Former South Dakota Senator Larry Pressler pops up on the op-ed page of the New York Times, decrying what he calls the "Technicality Generation." Pressler is reacting to the news that Connecticut Attorney General (and current Senate candidate) Richard Blumenthal dodged the Vietnam draft by seeking deferments and ultimately enlisting in the Marine Reserve. (Feel free to discuss differences with George W. Bush's service in the Air National Guard.)
Many of those who didn’t serve were helped by an inherently unfair draft. I don’t fault anyone for taking advantage of the law. Where I do find fault is among those who say they were avoiding the draft because they were idealistically opposed to the war — when, in fact, they mostly didn’t want to make the sacrifice [Larry Pressler, "The Technicality Generation," New York Times, 2010.05.18].
Stop right there. Didn't Larry sit in on any rhetoric classes at Oxford? When you say "in fact," you are generally expeced to present fact, not unsubstantiated assertion.
Pressler proceeds to indict a great swath of nameless, faceless targets. He asserts that "many" in his generation "cloaked themselves in idealism but deep down had to know that they were engaging in a charade." Had to know? Hmmm... speculating as to the mindset of the defendant... surely some prof at Harvard Law mentioned that's a bad strategy.
"This intellectual justification continues to this day," says Pressler, "only now these men are among our country’s leaders." Oh really? Which ones? Care to get specific?

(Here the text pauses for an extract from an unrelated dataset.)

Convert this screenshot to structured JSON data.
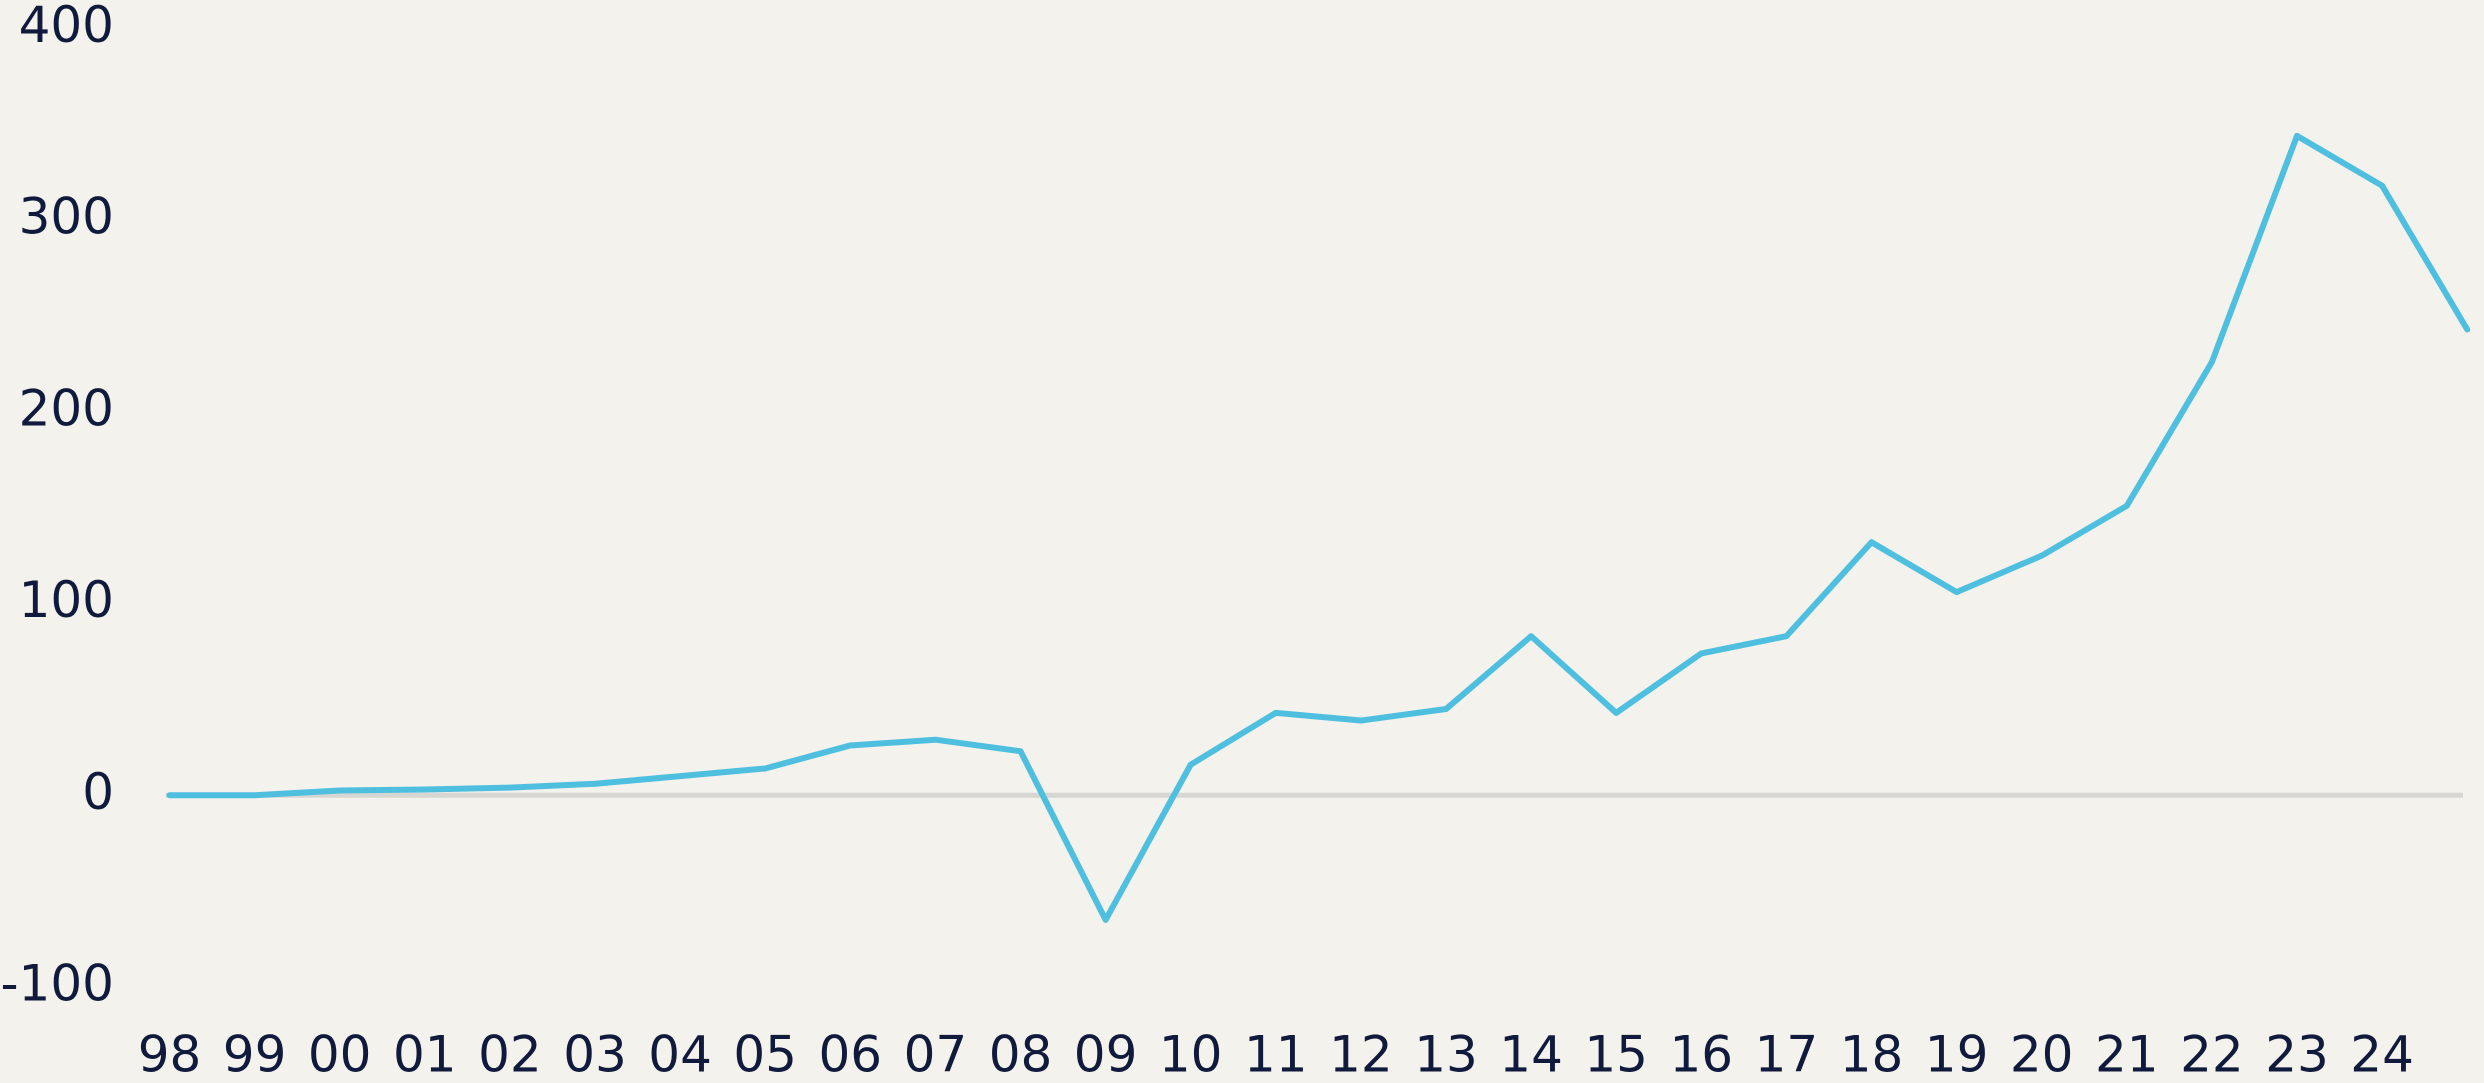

Of course not. Pressler refers to private conversations where he was told "over and over" about the "deeply insidious thing" many of his classmates did. Many, too many... but never any specifics.
Pressler's vague assertions smell a bit of Gordon Howie's unsubstantiated claims about his budget independence. It sure sounds nice, but without any hard evidence, can we really buy it?